Let's take a look at how do the generated files look like:
As we can see, there are:
- index.m3u8 - the manifest file which contains metadata about the media, as well as the URI of the manifest files for both the video and audio track.
#EXTM3U #EXT-X-VERSION:7 #EXT-X-INDEPENDENT-SEGMENTS #EXT-X-MEDIA:TYPE=AUDIO,NAME="audio_default_name",GROUP-ID="audio_default_id",AUTOSELECT=YES,DEFAULT=YES,URI="audio.m3u8" #EXT-X-STREAM-INF:BANDWIDTH=4507734,CODECS="avc1.42e00a",AUDIO="audio_default_id" video_g2QABXZpZGVv.m3u8
- audio.m3u8 - the manifest file for the audio track.
#EXTM3U #EXT-X-VERSION:7 #EXT-X-TARGETDURATION:8 #EXT-X-MEDIA-SEQUENCE:0 #EXT-X-DISCONTINUITY-SEQUENCE:0 #EXT-X-MAP:URI="audio_header_g2QABWF1ZGlv_part0_.mp4" #EXTINF:8.0, audio_segment_9_g2QABWF1ZGlv.m4s #EXTINF:8.0, audio_segment_10_g2QABWF1ZGlv.m4s #EXTINF:8.0, audio_segment_11_g2QABWF1ZGlv.m4s
That file contains some metadata (like the desired duration of the segment), along with the URI pointing to the '.mp4' header file of the fMP4 container, and the list of the segment files, in '.m4s' format.
Each segment is described with EXTINF
directive, indicating the duration of the segment, in seconds.
- video_.m3u8 - the manifest file for the video track. Its structure is similar to the structure of the audio.m3u8 file. However, it is worth noting, that the desired duration of each segment is equal to 10 seconds - and the '.m4s' files are holding a video stream of that length.
#EXTM3U #EXT-X-VERSION:7 #EXT-X-TARGETDURATION:10 #EXT-X-MEDIA-SEQUENCE:0 #EXT-X-DISCONTINUITY-SEQUENCE:0 #EXT-X-MAP:URI="video_header_g2QABXZpZGVv_part0_.mp4" #EXTINF:10.0, video_segment_8_g2QABXZpZGVv.m4s #EXTINF:10.0, video_segment_9_g2QABXZpZGVv.m4s
- audio_header_part<part_ordering_number>.mp4 - a binary file, the header meant to describe the audio track in the format required by the fragmented MP4 container.

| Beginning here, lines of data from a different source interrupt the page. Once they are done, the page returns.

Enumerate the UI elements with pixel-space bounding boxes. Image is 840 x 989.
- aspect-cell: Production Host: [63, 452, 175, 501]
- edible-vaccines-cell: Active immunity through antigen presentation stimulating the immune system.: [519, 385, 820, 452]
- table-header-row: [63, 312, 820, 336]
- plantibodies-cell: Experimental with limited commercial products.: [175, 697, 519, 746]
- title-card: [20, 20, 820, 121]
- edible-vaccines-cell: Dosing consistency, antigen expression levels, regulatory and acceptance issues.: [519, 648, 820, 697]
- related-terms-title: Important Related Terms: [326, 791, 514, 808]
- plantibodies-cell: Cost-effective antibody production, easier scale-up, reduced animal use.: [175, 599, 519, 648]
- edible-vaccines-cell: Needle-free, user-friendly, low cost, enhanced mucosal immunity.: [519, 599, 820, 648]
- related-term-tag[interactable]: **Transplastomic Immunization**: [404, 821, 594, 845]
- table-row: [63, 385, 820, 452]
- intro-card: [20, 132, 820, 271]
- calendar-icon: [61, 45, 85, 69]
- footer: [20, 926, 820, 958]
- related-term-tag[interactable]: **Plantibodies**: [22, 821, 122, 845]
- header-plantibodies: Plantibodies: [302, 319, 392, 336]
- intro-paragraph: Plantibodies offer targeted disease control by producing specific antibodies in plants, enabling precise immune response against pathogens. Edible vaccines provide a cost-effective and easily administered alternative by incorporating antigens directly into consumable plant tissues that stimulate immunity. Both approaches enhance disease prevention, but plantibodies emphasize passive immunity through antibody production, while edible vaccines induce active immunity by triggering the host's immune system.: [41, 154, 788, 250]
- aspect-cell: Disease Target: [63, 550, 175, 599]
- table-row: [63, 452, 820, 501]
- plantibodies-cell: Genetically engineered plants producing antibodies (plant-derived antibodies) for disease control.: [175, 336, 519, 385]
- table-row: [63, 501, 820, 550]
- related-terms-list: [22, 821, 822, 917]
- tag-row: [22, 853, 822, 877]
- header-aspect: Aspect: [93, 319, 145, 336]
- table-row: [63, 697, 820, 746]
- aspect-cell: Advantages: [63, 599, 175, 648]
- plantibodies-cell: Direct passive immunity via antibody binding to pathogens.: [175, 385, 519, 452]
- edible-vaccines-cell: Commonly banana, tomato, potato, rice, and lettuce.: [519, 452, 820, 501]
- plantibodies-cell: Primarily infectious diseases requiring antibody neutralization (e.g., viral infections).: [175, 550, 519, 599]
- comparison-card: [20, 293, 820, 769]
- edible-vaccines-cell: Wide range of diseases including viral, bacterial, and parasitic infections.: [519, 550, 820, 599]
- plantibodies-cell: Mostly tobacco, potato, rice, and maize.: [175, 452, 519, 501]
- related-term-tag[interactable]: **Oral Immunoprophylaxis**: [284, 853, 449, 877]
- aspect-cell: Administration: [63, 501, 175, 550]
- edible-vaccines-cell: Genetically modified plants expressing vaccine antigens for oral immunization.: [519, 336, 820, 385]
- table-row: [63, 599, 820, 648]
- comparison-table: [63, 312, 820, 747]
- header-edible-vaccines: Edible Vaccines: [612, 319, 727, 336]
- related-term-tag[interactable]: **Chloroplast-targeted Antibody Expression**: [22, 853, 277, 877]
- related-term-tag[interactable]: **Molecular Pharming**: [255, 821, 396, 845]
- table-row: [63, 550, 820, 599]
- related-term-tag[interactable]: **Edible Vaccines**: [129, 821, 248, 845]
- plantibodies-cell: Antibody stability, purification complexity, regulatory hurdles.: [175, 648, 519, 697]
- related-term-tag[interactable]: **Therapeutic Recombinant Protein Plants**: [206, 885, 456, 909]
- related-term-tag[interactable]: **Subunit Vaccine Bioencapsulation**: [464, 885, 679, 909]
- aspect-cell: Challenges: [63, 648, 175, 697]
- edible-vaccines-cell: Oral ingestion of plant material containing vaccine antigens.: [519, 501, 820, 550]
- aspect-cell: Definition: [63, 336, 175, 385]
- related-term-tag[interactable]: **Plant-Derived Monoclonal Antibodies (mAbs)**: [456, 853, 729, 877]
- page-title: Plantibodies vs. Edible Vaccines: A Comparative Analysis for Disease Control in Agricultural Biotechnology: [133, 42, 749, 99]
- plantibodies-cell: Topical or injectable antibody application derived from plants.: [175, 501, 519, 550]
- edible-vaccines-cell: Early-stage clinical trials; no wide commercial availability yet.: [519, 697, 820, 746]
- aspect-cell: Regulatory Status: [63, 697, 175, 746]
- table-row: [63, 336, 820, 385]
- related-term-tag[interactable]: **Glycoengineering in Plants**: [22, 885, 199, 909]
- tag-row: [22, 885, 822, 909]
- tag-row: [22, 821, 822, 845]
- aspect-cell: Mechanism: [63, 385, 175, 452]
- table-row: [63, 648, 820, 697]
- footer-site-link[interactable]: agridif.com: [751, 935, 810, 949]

- video_header__part<part_ordering_number>.mp4 - a binary file, the header meant to describe the video track in the format required by the fragmented MP4 container.
- audio_segment_<segment_ordering_number>_<>.m4s - particular segments containing fragments of the audio stream.
- video_segment_<segment_ordering_number>_<>.m4s - particular segments containing fragments of the video stream.
HTTP server
The HTTP server sends the requested files to the clients. Its implementation is based on the API provided by the Phoenix Framework.
The client
When it comes to our application client, we will be using the Hls.js
library, available in the javascript ecosystem.
We won't dig into the details of how the client application media player is implemented, however, we would like to point out some steps which take place while playing the media.
First, the client needs to request the master manifest file. Based on that file, the client asks for the appropriate audio and video track manifest files.
With these files, the client knows the MP4 header files for both the tracks, as well as knows the filenames of the particular segments, along with their duration. The client downloads the MP4 header file and starts downloading the appropriate segment files, based on which part of the media should be played in the nearest future.